I know, I am a geeky scientist…bear with me
To me, a farm is a balance of life, integrated by humans. The product of a farm is food and fiber, but it is only a farm if it also produces homeostasis. Homeostasis, as maintained by life, is the most important products of a farm.
It was this loss of homeostasis that is the downfall of an industrialized food system. For 90 years, we have been replacing the balance of life on a farm with technology as society changed and the next generations left the farm. The big got bigger. And bigger. The balance of life wasn’t disrupted. It was vaporized, leaving a desert. And the results are being felt in every facet of society and ecology.
Can a regenerative farm be scaled to hundreds or thousands of acres? Absolutely it can. 100%.
But it will require a philosophy and business plan that maintains the homeostasis of life on a farm. And when farmers achieve this through plants and animals, they find that they just don’t need to farm as large as they used to. Small and large farms all have an awful lot to learn from each other.
Innovation comes from the fringe. And farming and the planet desperately need innovation right now.

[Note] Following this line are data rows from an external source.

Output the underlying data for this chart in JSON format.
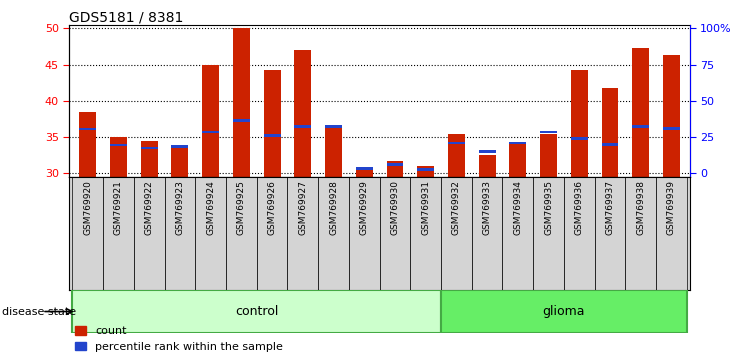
{
  "title": "GDS5181 / 8381",
  "samples": [
    "GSM769920",
    "GSM769921",
    "GSM769922",
    "GSM769923",
    "GSM769924",
    "GSM769925",
    "GSM769926",
    "GSM769927",
    "GSM769928",
    "GSM769929",
    "GSM769930",
    "GSM769931",
    "GSM769932",
    "GSM769933",
    "GSM769934",
    "GSM769935",
    "GSM769936",
    "GSM769937",
    "GSM769938",
    "GSM769939"
  ],
  "count_values": [
    38.5,
    35.0,
    34.5,
    33.8,
    45.0,
    50.0,
    44.3,
    47.0,
    36.5,
    30.7,
    31.7,
    31.0,
    35.5,
    32.5,
    34.0,
    35.5,
    44.3,
    41.8,
    47.3,
    46.3
  ],
  "percentile_values": [
    36.1,
    33.9,
    33.5,
    33.7,
    35.7,
    37.3,
    35.2,
    36.5,
    36.5,
    30.7,
    31.2,
    30.5,
    34.2,
    33.0,
    34.2,
    35.7,
    34.8,
    34.0,
    36.5,
    36.2
  ],
  "bar_color": "#cc2200",
  "marker_color": "#2244cc",
  "ymin": 29.5,
  "ymax": 50.5,
  "yticks": [
    30,
    35,
    40,
    45,
    50
  ],
  "right_tick_positions": [
    30,
    35,
    40,
    45,
    50
  ],
  "right_tick_labels": [
    "0",
    "25",
    "50",
    "75",
    "100%"
  ],
  "control_count": 12,
  "glioma_count": 8,
  "control_color": "#ccffcc",
  "glioma_color": "#66ee66",
  "group_border_color": "#44aa44",
  "group_labels": [
    "control",
    "glioma"
  ],
  "legend_count_label": "count",
  "legend_percentile_label": "percentile rank within the sample",
  "disease_state_label": "disease state",
  "bar_width": 0.55,
  "tick_bg_color": "#d4d4d4",
  "plot_bg_color": "#ffffff"
}
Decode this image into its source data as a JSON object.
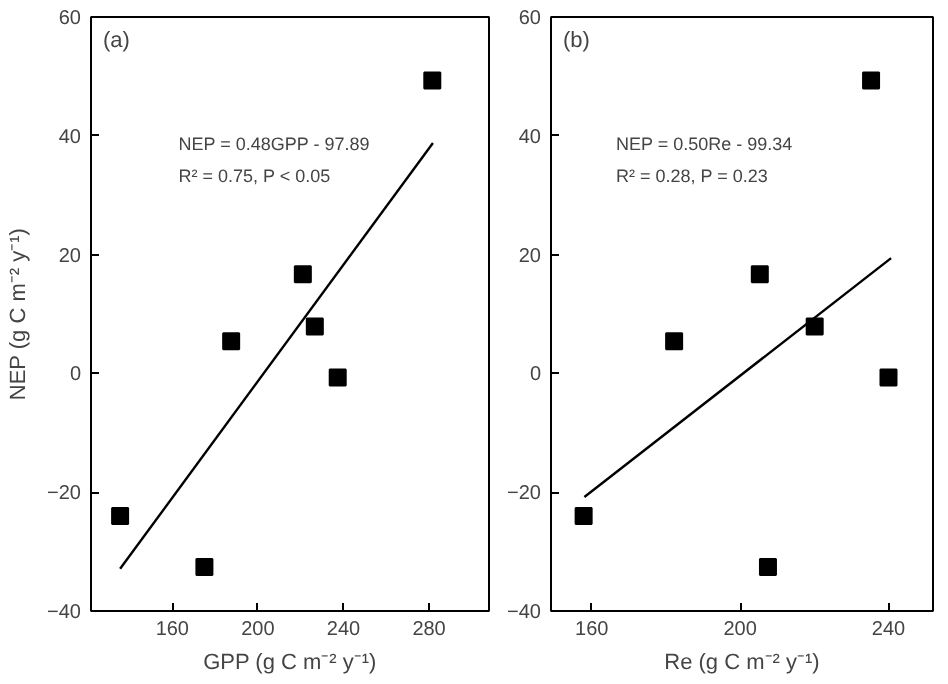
{
  "chart_data": [
    {
      "type": "scatter",
      "title": "(a)",
      "xlabel": "GPP (g C m⁻² y⁻¹)",
      "ylabel": "NEP (g C m⁻² y⁻¹)",
      "marker": "square",
      "xlim": [
        122,
        308
      ],
      "xticks": [
        160,
        200,
        240,
        280
      ],
      "ylim": [
        -40,
        60
      ],
      "yticks": [
        -40,
        -20,
        0,
        20,
        40,
        60
      ],
      "annotations": [
        "NEP = 0.48GPP - 97.89",
        "R² = 0.75, P < 0.05"
      ],
      "series": [
        {
          "color": "#000000",
          "x": [
            135.6,
            175,
            187.5,
            221,
            226.6,
            237.3,
            281.5
          ],
          "values": [
            -24,
            -32.6,
            5.4,
            16.7,
            7.9,
            -0.7,
            49.3
          ]
        },
        {
          "type": "line",
          "marker": "none",
          "color": "#000000",
          "x": [
            135.6,
            281.8
          ],
          "values": [
            -32.9,
            38.8
          ]
        }
      ]
    },
    {
      "type": "scatter",
      "title": "(b)",
      "xlabel": "Re (g C m⁻² y⁻¹)",
      "marker": "square",
      "xlim": [
        149,
        252
      ],
      "xticks": [
        160,
        200,
        240
      ],
      "ylim": [
        -40,
        60
      ],
      "yticks": [
        -40,
        -20,
        0,
        20,
        40,
        60
      ],
      "annotations": [
        "NEP = 0.50Re - 99.34",
        "R² = 0.28, P = 0.23"
      ],
      "series": [
        {
          "color": "#000000",
          "x": [
            157.8,
            182.2,
            205.3,
            207.5,
            220.1,
            235.3,
            240
          ],
          "values": [
            -24,
            5.4,
            16.7,
            -32.6,
            7.9,
            49.3,
            -0.7
          ]
        },
        {
          "type": "line",
          "marker": "none",
          "color": "#000000",
          "x": [
            158,
            240.7
          ],
          "values": [
            -20.8,
            19.4
          ]
        }
      ]
    }
  ]
}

When charged with forecasting the future of food production, look to the small regenerative farms that are getting started right now. How they are creating their business model and communities in new and creative ways. Many of these farms are going to scale up.
We won’t be able to test Gaia Hypothesis on a planetary scale for a long time. It will require interstellar travel to see whether life similarly self-regulates the climate and chemistry of other planets. But I have seen it and felt it on regenerative farms. And in the end, a healthy planet (with humans on it) can only be achieved with regenerative farming systems.